RH: If everyone in your life is consuming the internet, do you even get a choice in being impacted by it? If so, can we even be objective about it?
CS: I think opting out is essentially impossible. At one point in the book, I interview a couple who ditched their cell phones and got a landline but, of course, didn't stop living in a world shaped by the internet. Similarly, in the final months of working on IRL, I took a three-month social media break. At first, it was awful, but eventually, it felt freeing. I had all this extra time and I felt less anxious. But that's because I was basically on a retreat.
It's like going off and meditating for a week. It's nice (if that's your thing), but it's nice specifically because you're disengaged from the highs and lows of life. If you want to be present in the world, you can't stay in retreat. So whether you're extremely online or hardly online at all, if you want to participate in a world that's deeply influenced by digital culture, it's important to reflect on how it's impacting our understanding of what it means to be human.
RH: Do you think there are things that are uniquely offline that the internet gets in the way of?
CS: It's easy to get swept up in the internet, and in a time when constant digital connection is so reflexive — when logging on is less a specific act and more a part of every moment, with your phone being the first thing you look at in the morning and the last thing you see before closing your eyes at night — stepping back has to become an intentional act. We need the perspective we get in moments of disconnection, online and off — moments when we're truly alone with ourselves and the questions that arise in solitude.
I also think we make a critical mistake when, in response to the false assertion that life online is "fake," we counter that life online and life offline are the same. They're not, and for everything we gain in digital space, there are also things we lose when we move our search for meaning and belonging to the internet. We have to acknowledge both the challenges and the opportunities afforded by this shift.
RH: Do you think there’s a power dynamic between people who are and aren’t extremely online? Has extreme online-ness prepared some people for COVID who usually don’t feel mainstream?

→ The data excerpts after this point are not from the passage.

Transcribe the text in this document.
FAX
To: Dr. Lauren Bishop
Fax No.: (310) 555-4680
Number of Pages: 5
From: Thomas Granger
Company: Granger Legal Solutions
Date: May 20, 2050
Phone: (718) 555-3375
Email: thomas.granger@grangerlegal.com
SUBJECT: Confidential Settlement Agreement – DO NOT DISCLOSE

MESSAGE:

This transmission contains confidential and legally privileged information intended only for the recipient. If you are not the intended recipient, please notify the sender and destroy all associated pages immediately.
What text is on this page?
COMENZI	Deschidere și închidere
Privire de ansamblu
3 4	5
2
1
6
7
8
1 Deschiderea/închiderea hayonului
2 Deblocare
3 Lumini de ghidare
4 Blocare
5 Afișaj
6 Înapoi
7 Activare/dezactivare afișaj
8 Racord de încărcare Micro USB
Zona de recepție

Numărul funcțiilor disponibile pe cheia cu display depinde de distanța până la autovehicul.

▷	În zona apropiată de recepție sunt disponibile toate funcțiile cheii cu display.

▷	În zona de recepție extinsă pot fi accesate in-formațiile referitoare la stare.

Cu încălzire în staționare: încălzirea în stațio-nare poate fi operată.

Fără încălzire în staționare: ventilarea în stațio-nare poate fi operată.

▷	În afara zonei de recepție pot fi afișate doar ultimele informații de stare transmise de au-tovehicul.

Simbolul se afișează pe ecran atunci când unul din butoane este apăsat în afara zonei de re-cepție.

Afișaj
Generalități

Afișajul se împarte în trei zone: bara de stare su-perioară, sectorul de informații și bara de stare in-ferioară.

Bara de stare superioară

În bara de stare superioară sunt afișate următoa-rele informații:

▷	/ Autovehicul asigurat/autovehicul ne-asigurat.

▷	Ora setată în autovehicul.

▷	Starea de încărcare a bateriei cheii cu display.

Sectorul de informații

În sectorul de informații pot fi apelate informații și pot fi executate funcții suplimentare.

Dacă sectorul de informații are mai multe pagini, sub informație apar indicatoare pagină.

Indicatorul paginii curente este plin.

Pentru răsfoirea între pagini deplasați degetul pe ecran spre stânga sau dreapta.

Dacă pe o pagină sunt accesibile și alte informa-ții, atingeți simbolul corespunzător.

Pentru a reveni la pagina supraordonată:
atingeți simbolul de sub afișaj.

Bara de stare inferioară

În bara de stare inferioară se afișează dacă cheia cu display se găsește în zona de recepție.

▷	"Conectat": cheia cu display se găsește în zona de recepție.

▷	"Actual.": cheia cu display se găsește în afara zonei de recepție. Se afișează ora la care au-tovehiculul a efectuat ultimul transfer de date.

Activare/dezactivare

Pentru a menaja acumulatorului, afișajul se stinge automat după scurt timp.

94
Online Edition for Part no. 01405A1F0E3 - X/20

CS: Absolutely. For the immense geographic distances the internet can close, it can also put distance between those of us who are very online and the realities of those who aren't. It's easy to think of Twitter as the entire world, but we would be wise to remember that the majority of tweets come from a small slice of users and that, on average, Twitter users tend to be more privileged than the general public. And yes, I think that extends to how much easier it has been for the most online among us to adapt to the digital necessities of pandemic life.
Ultimately, we need to remember that we bring all of our human failings to who we are online. Digital platforms reflect the biases of the people who built them. The internet as it exists today is shaped by the priorities of profit and the prejudices of the powerful. For all the internet does to elevate social movements and the voices of the disenfranchised, we need to be honest about how it also reinforces and calcifies inequity.
RH: What’s your favorite, or should I say preferred, social media platform?
CS: Twitter, easily, even though it's also a nightmare. Truly the best of times and the worst of times. But I guess it's like a lot of religious communities in that way. You can see some of the best of humanity and some of the worst in the ways we're all trying to sort out what it means to be human in real-time online, one bad tweet at a time.